Eu não vou descrevê-lo com todos os detalhes, pois, como já notaram (os que, inadvertidamente, tem acompanhado o meu trabalho), o importante é contar os milagres sem identificar o santo: este presidente foi um dos melhores oradores que passaram pela Câmara. Como lia e escrevia muito bem, ocupou o cargo de secretário várias vezes, mas presidente mesmo só foi uma, embora tenha concorrido para o cargo em várias eleições da Mesa. Bom papo, bom pescador! Muitas vezes estivemos juntos em Ibiúna, Cerquilho, Laranjal Paulista e até em Angatuba no Rio Paranapa-nema, já que naquele tempo, aqui por perto, não existiam tantos pesqueiros, que só vieram a ser criados em tempos mais recentes.
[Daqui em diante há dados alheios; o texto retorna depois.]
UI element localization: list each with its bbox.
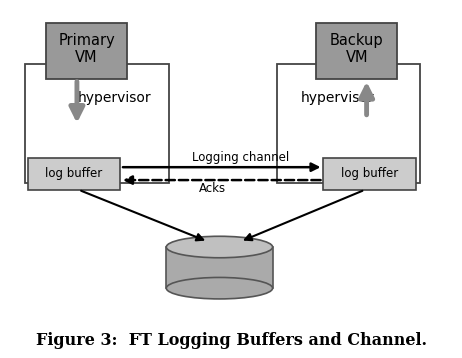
Text: hypervisor: hypervisor: [78, 91, 151, 105]
Text: Logging channel: Logging channel: [192, 151, 289, 164]
FancyBboxPatch shape: [46, 23, 127, 79]
Text: Backup
VM: Backup VM: [330, 33, 384, 66]
Text: log buffer: log buffer: [45, 167, 103, 180]
Text: Primary
VM: Primary VM: [58, 33, 115, 66]
Ellipse shape: [166, 277, 273, 299]
Text: log buffer: log buffer: [341, 167, 398, 180]
Text: Acks: Acks: [199, 182, 226, 195]
FancyBboxPatch shape: [323, 158, 416, 190]
FancyBboxPatch shape: [25, 64, 169, 183]
Ellipse shape: [166, 236, 273, 258]
FancyBboxPatch shape: [316, 23, 397, 79]
FancyBboxPatch shape: [277, 64, 420, 183]
Text: hypervisor: hypervisor: [301, 91, 374, 105]
FancyBboxPatch shape: [28, 158, 120, 190]
Text: Figure 3:  FT Logging Buffers and Channel.: Figure 3: FT Logging Buffers and Channel…: [36, 332, 426, 349]
Polygon shape: [166, 247, 273, 288]
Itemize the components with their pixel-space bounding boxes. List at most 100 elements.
Com ele, nessas viagens periódicas, não só cheguei aprender as técnicas mais sutis como também as manhas mais simples da pescaria…
Até aí, tudo bem, quando então entra o outro lado da estória: numa tarde, já em final de expediente, ele aparece na Secretaria da Câmara com duas pretendentes a uma noitada de amor… Caramba!… Eu não esperava tanto, nem imaginava que o nosso relacionamento de amizade tivesse atingido um nível assim tão elevado que o fizesse agir daquela forma. Mas, o pior de tudo, para infelicidade dele e um pouco de tristeza minha, é que, exatamente naquele mesmo instante, a minha esposa também se encontrava na Câmara, aguardando o final do Expediente para, em minha companhia, fazer algumas compras no mercado ao lado! Reflexo rápido, ação imediata: o Presidente trouxera as duas honradas e respeitáveis munícipes para preencher os formulários do Título de Eleitor. E, com isso, o programa foi frustrado.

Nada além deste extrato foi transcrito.